Ne peut-on pas renverser cette théorie ? N’est-ce pas parce que ces services sont aujourd’hui payants que leurs usagers sont solvables ? Et les maintenir payants n’est-il pas en interdire l’accès aux catégories sociales les moins défavorisées ?

L’argument de l’équité sociale est éculé. Si on veut subventionner les catégories modestes par une prime mobilité – en rendant par exemple gratuits les transports en commun pour les chômeurs – on peut le faire, mais donner la gratuité à tous au nom des plus pauvres, c’est de l’enfumage ! Ainsi militer pour la gratuité des autoroutes est de la pure démagogie. En réalité, non seulement il ne faut pas aller vers la gratuité des autoroutes mais il faut étendre la tarification au reste des routes.

Pourquoi ?

La loi de Wagner montre que plus le niveau de vie augmente plus la part des dépenses publiques dans le PIB augmente. Simplement parce que les besoins en services que seul l’Etat peut fournir augmente. C’est le cas de la justice, de la police mais aussi de l’armée, de l’éducation, de l’éclairage public, du traitement des eaux usées, de la Sécurité sociale… Plus on est riche, plus on demande de services publics. L’Etat a donc un rôle important mais doit aussi être plus performant. Il doit revoir le statut des fonctionnaires comme en Suisse ou encore déléguer au secteur privé ce qu’il sait parfois mieux faire. C’est pour cela que l’Allemagne ou le Royaume-Uni tarifient les études universitaires. Apprendre à lire c’est un droit qui relève du service public, un master c’est un bien strictement privé. Pour la route, c’est pareil. Il faut initier un changement de paradigme. Certes, au XIXe siècle, il était logique que la route soit gratuite. Il fallait développer les échanges et construire l’unité nationale. Mais aujourd’hui, ce n’est plus le cas. C’est pour cela que l’Allemagne fait aujourd’hui payer les poids lourds et réfléchit à faire payer les voitures.

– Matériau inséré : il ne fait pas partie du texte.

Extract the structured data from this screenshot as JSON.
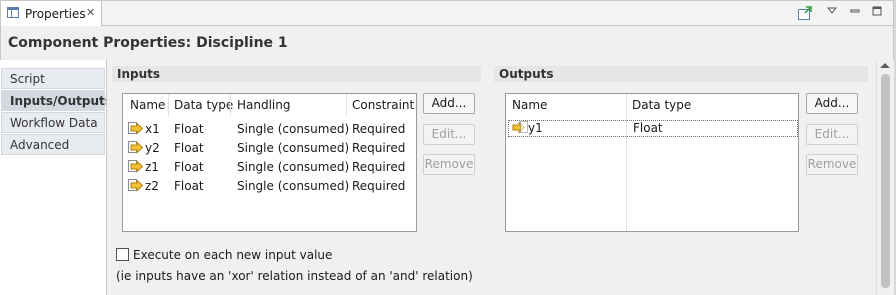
{
  "view_tab": {
    "label": "Properties",
    "close": "✕"
  },
  "title": "Component Properties: Discipline 1",
  "side_tabs": [
    "Script",
    "Inputs/Outputs",
    "Workflow Data",
    "Advanced"
  ],
  "inputs": {
    "header": "Inputs",
    "columns": [
      "Name",
      "Data type",
      "Handling",
      "Constraint"
    ],
    "rows": [
      {
        "name": "x1",
        "type": "Float",
        "handling": "Single (consumed)",
        "constraint": "Required"
      },
      {
        "name": "y2",
        "type": "Float",
        "handling": "Single (consumed)",
        "constraint": "Required"
      },
      {
        "name": "z1",
        "type": "Float",
        "handling": "Single (consumed)",
        "constraint": "Required"
      },
      {
        "name": "z2",
        "type": "Float",
        "handling": "Single (consumed)",
        "constraint": "Required"
      }
    ],
    "buttons": {
      "add": "Add...",
      "edit": "Edit...",
      "remove": "Remove"
    }
  },
  "outputs": {
    "header": "Outputs",
    "columns": [
      "Name",
      "Data type"
    ],
    "rows": [
      {
        "name": "y1",
        "type": "Float"
      }
    ],
    "buttons": {
      "add": "Add...",
      "edit": "Edit...",
      "remove": "Remove"
    }
  },
  "execute_checkbox": {
    "label": "Execute on each new input value",
    "checked": false
  },
  "note": "(ie inputs have an 'xor' relation instead of an 'and' relation)",
  "colors": {
    "accent": "#5a7fa8",
    "input_icon": "#e8b020"
  }
}
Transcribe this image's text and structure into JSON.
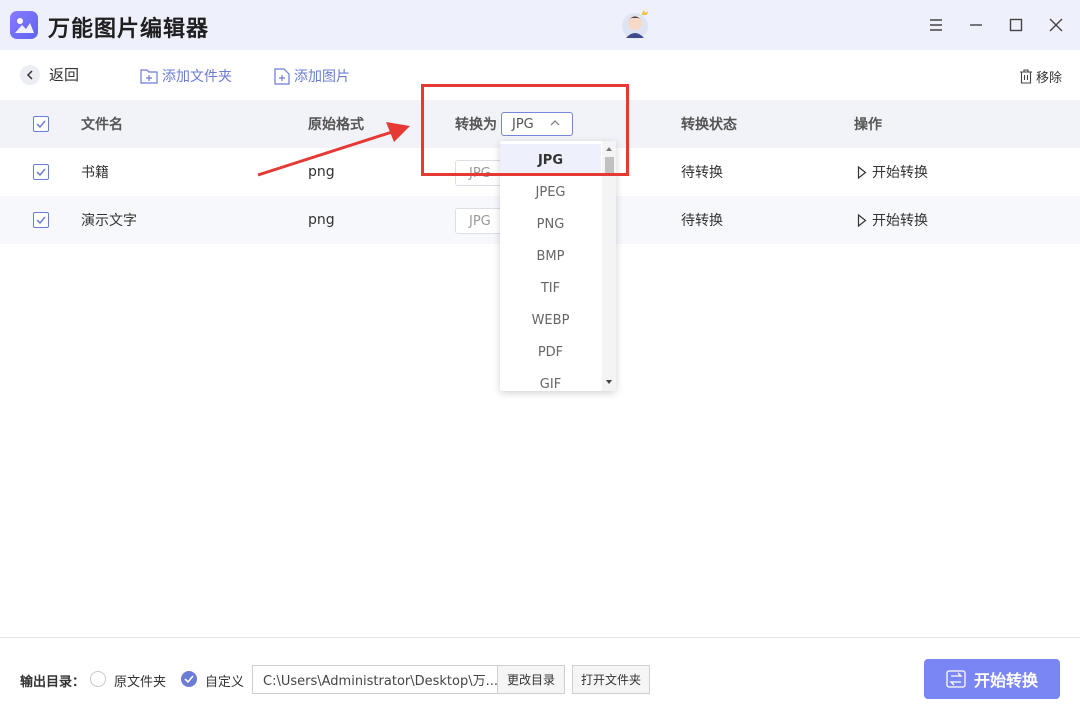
{
  "app": {
    "title": "万能图片编辑器"
  },
  "toolbar": {
    "back_label": "返回",
    "add_folder_label": "添加文件夹",
    "add_image_label": "添加图片",
    "remove_label": "移除"
  },
  "table": {
    "headers": {
      "filename": "文件名",
      "original_format": "原始格式",
      "convert_to": "转换为",
      "status": "转换状态",
      "action": "操作"
    },
    "header_format_value": "JPG",
    "rows": [
      {
        "filename": "书籍",
        "original_format": "png",
        "target_format": "JPG",
        "status": "待转换",
        "action": "开始转换"
      },
      {
        "filename": "演示文字",
        "original_format": "png",
        "target_format": "JPG",
        "status": "待转换",
        "action": "开始转换"
      }
    ]
  },
  "dropdown": {
    "options": [
      "JPG",
      "JPEG",
      "PNG",
      "BMP",
      "TIF",
      "WEBP",
      "PDF",
      "GIF"
    ],
    "selected": "JPG"
  },
  "footer": {
    "output_label": "输出目录：",
    "option_original": "原文件夹",
    "option_custom": "自定义",
    "path": "C:\\Users\\Administrator\\Desktop\\万...",
    "change_dir_label": "更改目录",
    "open_folder_label": "打开文件夹",
    "start_label": "开始转换"
  },
  "colors": {
    "accent": "#6b7bd6",
    "primary_button": "#7b86f5",
    "highlight": "#e53935"
  }
}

La solution de l’écotaxe vous semblait donc bonne ?

Bien sûr. Pourquoi la route serait la seule industrie de réseaux qu’on ne paierait pas ? On paie bien l’électricité, l’eau, le téléphone, l’avion et le train. Certes, la route, on la paie déjà beaucoup. Mais on peut réajuster les paiements. Si on fait la voiture à 2 litres aux cent, on consommera moins de carburants, la recette de la TICPE (Taxe intérieure de consommation sur les produits énergétiques, ndlr) va baisser. Pourquoi ne pas la doubler, la tripler ? Ou alors passer d’une logique de taxation du carburant à une taxation de l’usage de la route. C’était l’objectif de l’écotaxe. C’est pour cette même raison que les Suisses ont introduit la vignette et la redevance poids lourds. Mais en France, on aime bien raconter de belles histoires et rêver à la gratuité.

Dans sa déclaration, Ségolène Royal a attaqué les concessionnaires autoroutiers qu’elle accuse de se gaver sur le dos de l’Etat et des usagers. Qu’en pensez-vous ?

C’est vrai que les concessions autoroutières sont une poule aux œufs d’or. Mais dont l’Etat bénéficie aussi. En 2004, il y avait un arbitrage à faire : soit on laissait les autoroutes dans le service public, et l’Afift (Agence de financement des infrastructures de transport en France, ndlr) encaissait les recettes, c’était le choix de Raffarin (alors Premier ministre, ndlr). Soit on encaissait l’argent tout de suite et on vendait la rente des vingt-cinq prochaines années. Ce fut le choix de Villepin (Premier ministre de 2005 à 2007, ndlr). Mais le pactole n’a pas été perdu par l’Etat pour autant. Parce que la rente encaissée par les sociétés privées est plus importante qu’elle ne l’aurait été dans le public. C’est ce que vous pouvez retrouver dans l’avis de l’Autorité de la concurrence (Voir pdf page 42).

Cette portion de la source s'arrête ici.